O papel exige da intérprete que o executa não só perfeição técnica, o que Nina certamente domina, como uma dualidade psicológica avassaladora. Aparentemente, sua natureza frágil e tímida, na qual toda sensualidade e agressividade estão severamente reprimidas, só encontra as chaves para interpretar a virginal princesa Odete, o Cisne Branco. A Odile astuciosa e pérfida, o Cisne Negro, resta oculta e dormente, em algum ponto perdido de sua psique, que ela precisa desesperadamente despertar.
Esta impressionante viagem ao mundo interior de uma jovem bela e neuroticamente frígida, em pânico diante da possibilidade de entrega física e emocional, tem inúmeros pontos de contato com "Repulsa ao Sexo" (1965), de Roman Polanski - em que Catherine Deneuve interpretava a mulher psicoticamente dividida, ilhada em seu apartamento.
Atriz talentosa e dedicada, Natalie Portman supera não poucos obstáculos, inclusive físicos, para interpretar solidamente esta Nina trágica, que desperta piedade e medo quase ao mesmo tempo. A atriz rompe suas fronteiras e sua imagem, não hesitando numa cena de masturbação, nem em outra de sexo lésbico - que, na verdade, são as que menos impressionam.
É quando traduz a dualidade extrema desta mulher fraturada que não encontra sua síntese que Natalie exprime o melhor de sua arte. Seu sofrimento transpira humanidade, força, demência, amargura, e a impressionante solidão ao ir até um lugar onde absolutamente ninguém pode segui-la.

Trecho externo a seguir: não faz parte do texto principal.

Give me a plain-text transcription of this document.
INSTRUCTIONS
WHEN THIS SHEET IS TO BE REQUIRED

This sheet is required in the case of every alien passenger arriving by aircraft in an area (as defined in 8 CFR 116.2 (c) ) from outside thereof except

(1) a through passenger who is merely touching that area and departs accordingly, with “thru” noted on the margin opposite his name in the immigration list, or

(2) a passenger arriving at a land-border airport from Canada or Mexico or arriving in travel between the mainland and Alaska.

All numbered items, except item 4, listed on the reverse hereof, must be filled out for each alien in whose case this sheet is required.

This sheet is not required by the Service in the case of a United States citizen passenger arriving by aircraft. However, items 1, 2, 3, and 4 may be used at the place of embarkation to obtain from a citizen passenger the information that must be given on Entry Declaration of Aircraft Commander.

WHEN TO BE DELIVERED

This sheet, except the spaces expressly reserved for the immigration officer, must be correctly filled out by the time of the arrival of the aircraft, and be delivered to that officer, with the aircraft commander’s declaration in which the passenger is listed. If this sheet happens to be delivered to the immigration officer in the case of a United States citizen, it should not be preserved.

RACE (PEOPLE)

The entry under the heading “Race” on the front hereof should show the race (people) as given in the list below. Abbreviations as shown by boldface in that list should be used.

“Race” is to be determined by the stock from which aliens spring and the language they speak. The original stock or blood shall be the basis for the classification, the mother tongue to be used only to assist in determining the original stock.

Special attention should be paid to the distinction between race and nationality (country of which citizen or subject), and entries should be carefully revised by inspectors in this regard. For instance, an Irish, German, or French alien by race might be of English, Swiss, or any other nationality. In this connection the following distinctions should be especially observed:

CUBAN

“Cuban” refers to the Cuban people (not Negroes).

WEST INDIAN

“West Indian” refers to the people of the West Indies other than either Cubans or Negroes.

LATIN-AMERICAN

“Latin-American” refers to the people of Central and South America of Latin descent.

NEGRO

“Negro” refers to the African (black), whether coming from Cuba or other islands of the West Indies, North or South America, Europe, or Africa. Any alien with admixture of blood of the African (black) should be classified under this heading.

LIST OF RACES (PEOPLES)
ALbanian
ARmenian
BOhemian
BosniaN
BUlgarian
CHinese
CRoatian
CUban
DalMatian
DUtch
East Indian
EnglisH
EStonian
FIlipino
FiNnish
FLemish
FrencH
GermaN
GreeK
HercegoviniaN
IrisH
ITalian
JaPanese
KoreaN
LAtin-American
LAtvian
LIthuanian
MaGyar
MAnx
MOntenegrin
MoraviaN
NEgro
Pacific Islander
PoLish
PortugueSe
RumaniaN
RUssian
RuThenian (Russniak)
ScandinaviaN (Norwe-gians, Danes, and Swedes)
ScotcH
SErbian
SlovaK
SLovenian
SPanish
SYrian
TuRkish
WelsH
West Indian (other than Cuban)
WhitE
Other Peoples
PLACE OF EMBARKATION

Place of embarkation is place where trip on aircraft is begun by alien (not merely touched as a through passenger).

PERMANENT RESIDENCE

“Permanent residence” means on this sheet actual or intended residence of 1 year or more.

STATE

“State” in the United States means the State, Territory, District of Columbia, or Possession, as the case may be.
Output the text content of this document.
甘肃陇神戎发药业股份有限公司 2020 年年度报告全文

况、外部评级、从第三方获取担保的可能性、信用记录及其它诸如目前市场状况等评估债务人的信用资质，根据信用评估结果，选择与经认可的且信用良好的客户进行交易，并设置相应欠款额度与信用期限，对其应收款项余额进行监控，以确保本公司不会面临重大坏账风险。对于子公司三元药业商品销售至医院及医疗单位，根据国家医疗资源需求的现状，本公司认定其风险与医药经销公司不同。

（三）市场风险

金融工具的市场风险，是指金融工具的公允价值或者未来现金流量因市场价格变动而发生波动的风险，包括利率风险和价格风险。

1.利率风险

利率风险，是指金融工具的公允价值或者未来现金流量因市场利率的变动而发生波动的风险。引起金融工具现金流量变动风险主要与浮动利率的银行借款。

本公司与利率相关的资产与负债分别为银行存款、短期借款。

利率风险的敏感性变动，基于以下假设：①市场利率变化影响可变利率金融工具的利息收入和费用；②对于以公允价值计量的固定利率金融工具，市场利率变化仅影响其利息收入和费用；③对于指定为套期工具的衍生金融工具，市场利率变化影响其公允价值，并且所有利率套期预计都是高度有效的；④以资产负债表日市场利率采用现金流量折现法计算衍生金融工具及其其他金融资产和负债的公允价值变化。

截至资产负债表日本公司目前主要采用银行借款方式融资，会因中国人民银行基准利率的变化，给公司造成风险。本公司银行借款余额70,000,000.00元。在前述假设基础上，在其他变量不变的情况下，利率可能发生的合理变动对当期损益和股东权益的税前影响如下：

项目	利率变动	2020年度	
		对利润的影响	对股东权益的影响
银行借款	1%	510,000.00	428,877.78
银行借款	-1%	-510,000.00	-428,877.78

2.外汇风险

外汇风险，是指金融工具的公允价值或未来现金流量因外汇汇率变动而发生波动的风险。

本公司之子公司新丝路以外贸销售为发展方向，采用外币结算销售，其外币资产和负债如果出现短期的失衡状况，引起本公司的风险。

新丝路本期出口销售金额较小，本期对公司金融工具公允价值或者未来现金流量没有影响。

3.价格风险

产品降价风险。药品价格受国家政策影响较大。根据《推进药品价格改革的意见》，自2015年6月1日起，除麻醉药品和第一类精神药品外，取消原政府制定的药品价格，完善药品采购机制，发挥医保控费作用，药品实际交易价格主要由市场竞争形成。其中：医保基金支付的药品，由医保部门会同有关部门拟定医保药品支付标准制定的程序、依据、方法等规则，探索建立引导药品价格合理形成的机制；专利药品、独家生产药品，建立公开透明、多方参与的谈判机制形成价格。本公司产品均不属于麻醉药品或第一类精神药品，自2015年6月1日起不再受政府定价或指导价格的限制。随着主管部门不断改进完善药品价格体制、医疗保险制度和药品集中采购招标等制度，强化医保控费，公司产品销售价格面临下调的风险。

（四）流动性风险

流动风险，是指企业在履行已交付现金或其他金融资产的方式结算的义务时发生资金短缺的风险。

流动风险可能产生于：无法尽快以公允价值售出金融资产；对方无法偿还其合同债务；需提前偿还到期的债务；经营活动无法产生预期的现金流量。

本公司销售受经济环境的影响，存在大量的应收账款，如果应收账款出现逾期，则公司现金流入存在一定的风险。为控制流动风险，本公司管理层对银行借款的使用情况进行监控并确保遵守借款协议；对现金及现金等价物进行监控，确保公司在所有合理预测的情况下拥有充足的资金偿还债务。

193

Ao seu lado, um competente quarteto de atores contribui decisivamente para o resultado: o francês Vincent Cassel ("À Deriva"), na pele do diretor da companhia que a pressiona e quer conquistá-la, sem decifrar seu tumulto interior; sua mãe (Barbara Hershey), que procura criar um halo de proteção para sua criatura, mas exagera na dose; sua colega e rival, Lily (Mila Kunis, "O Livro de Eli"), que funciona como um contraponto da jovem sensual e livre que Nina não sabe ser. E Beth McIntyre (Winona Ryder), a assustadora veterana que a precedeu no papel e enlouquece quando tem de aposentar-se da companhia - prenunciando um sombrio futuro para as bailarinas mais velhas.
Sem a fotografia contrastada de Matthew Libatique e a montagem áspera de Andrew Weislum - ambos indicados ao Oscar -, este pesadelo barroco jamais poderia completar seu espectro. Se "Cisne Negro" passa como um turbilhão, certamente, é porque todos estes componentes se ajustaram da maneira mais consistente. Darren Aronofsky parece estar no melhor de sua forma e poderia, sim, conquistar este ano seu primeiro Oscar como diretor. "Cisne Negro" concorre também como melhor filme.